Chef de l’opposition le plus impopulaire jamais enregistré dans les sondages, Jeremy Corbyn a payé sa position ambiguë sur la sortie de l’UE. Il voulait renégocier un nouvel accord de divorce, plus social, puis le soumettre aux Britanniques avec comme alternative le maintien dans l’UE, sans lui-même prendre position.

Les travaillistes ont perdu des fiefs symboliques, comme la ville de Workington.
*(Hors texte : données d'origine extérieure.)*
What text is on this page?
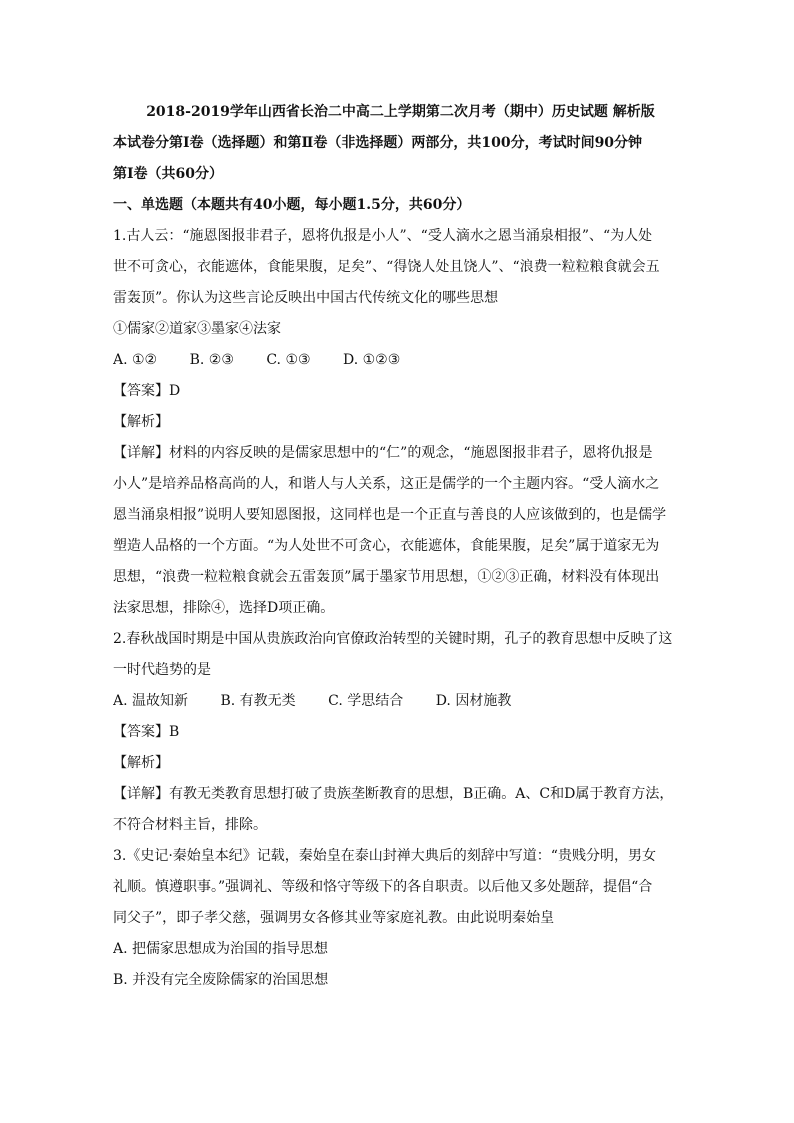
2018-2019学年山西省长治二中高二上学期第二次月考（期中）历史试题 解析版
本试卷分第Ⅰ卷（选择题）和第Ⅱ卷（非选择题）两部分，共100分，考试时间90分钟
第Ⅰ卷（共60分）
一、单选题（本题共有40小题，每小题1.5分，共60分）
1.古人云：“施恩图报非君子，恩将仇报是小人”、“受人滴水之恩当涌泉相报”、“为人处
世不可贪心，衣能遮体，食能果腹，足矣”、“得饶人处且饶人”、“浪费一粒粒粮食就会五
雷轰顶”。你认为这些言论反映出中国古代传统文化的哪些思想
①儒家②道家③墨家④法家
A. ①② B. ②③ C. ①③ D. ①②③
【答案】D
【解析】
【详解】材料的内容反映的是儒家思想中的“仁”的观念，“施恩图报非君子，恩将仇报是
小人”是培养品格高尚的人，和谐人与人关系，这正是儒学的一个主题内容。“受人滴水之
恩当涌泉相报”说明人要知恩图报，这同样也是一个正直与善良的人应该做到的，也是儒学
塑造人品格的一个方面。“为人处世不可贪心，衣能遮体，食能果腹，足矣”属于道家无为
思想，“浪费一粒粒粮食就会五雷轰顶”属于墨家节用思想，①②③正确，材料没有体现出
法家思想，排除④，选择D项正确。
2.春秋战国时期是中国从贵族政治向官僚政治转型的关键时期，孔子的教育思想中反映了这
一时代趋势的是
A. 温故知新 B. 有教无类 C. 学思结合 D. 因材施教
【答案】B
【解析】
【详解】有教无类教育思想打破了贵族垄断教育的思想，B正确。A、C和D属于教育方法，
不符合材料主旨，排除。
3.《史记·秦始皇本纪》记载，秦始皇在泰山封禅大典后的刻辞中写道：“贵贱分明，男女
礼顺。慎遵职事。”强调礼、等级和恪守等级下的各自职责。以后他又多处题辞，提倡“合
同父子”，即子孝父慈，强调男女各修其业等家庭礼教。由此说明秦始皇
A. 把儒家思想成为治国的指导思想
B. 并没有完全废除儒家的治国思想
Un groupe de réflexion avait identifié « l’homme de Workington », un homme blanc, âgé, sans diplôme, pro-Brexit comme l’électeur clé pour remporter le scrutin.

« Les conservateurs représentent désormais de nombreux ménages à faible revenu, des personnes qui travaillent dans les industries manufacturières et traditionnelles du centre et du nord de l’Angleterre », a dit à l’AFP le professeur Tony Travers, de la London School of Economics (LSE).

Jusqu’à présent, Boris Johnson n’avait pas réussi à faire adopter par le Parlement l’accord de divorce qu’il avait négocié avec Bruxelles, faute de majorité à la Chambre des communes.

Il a promis de soumettre cet accord aux députés avant Noël avec l’objectif de mettre le Brexit en oeuvre fin janvier, après trois reports. 

Boris Johnson a bénéficié d’un coup de pouce du Parti du Brexit, emmené par l’europhobe Nigel Farage, qui devrait faire chou blanc après s’être retiré de nombreuses circonscriptions pour ne pas diviser le vote pro-Brexit. 

– Quel lien avec l’UE? –

Réaliser le Brexit doit permettre de tourner la page et de s’atteler aux « priorités » des Britanniques, comme la santé, la sécurité et les infrastructures, a affirmé le chef de gouvernement.

Mais Boris Johnson devra aussi préciser quel type de relation il veut nouer avec l’Union européenne. Dès le Royaume-Uni sorti de l’UE s’ouvriront de difficiles négociations sur ce sujet, censées être conclues d’ici à la fin 2020. Mission impossible vu la complexité du sujet, estiment bien des analystes. 

Les nouveaux députés siégeront dès mardi et Boris Johnson leur déclinera son programme législatif par le biais du traditionnel discours de la reine jeudi.Pour les pro-UE, l’espoir d’empêcher le Brexit s’est évanoui avec la défaite du Labour et l’échec des libéraux-démocrates, opposés au Brexit, dont la cheffe Jo Swinson n’a pas été réélue. 

Seuls les nationalistes écossais du SNP tirent leur épingle du jeu, progressant nettement à 48 sièges, selon les résultats partiels.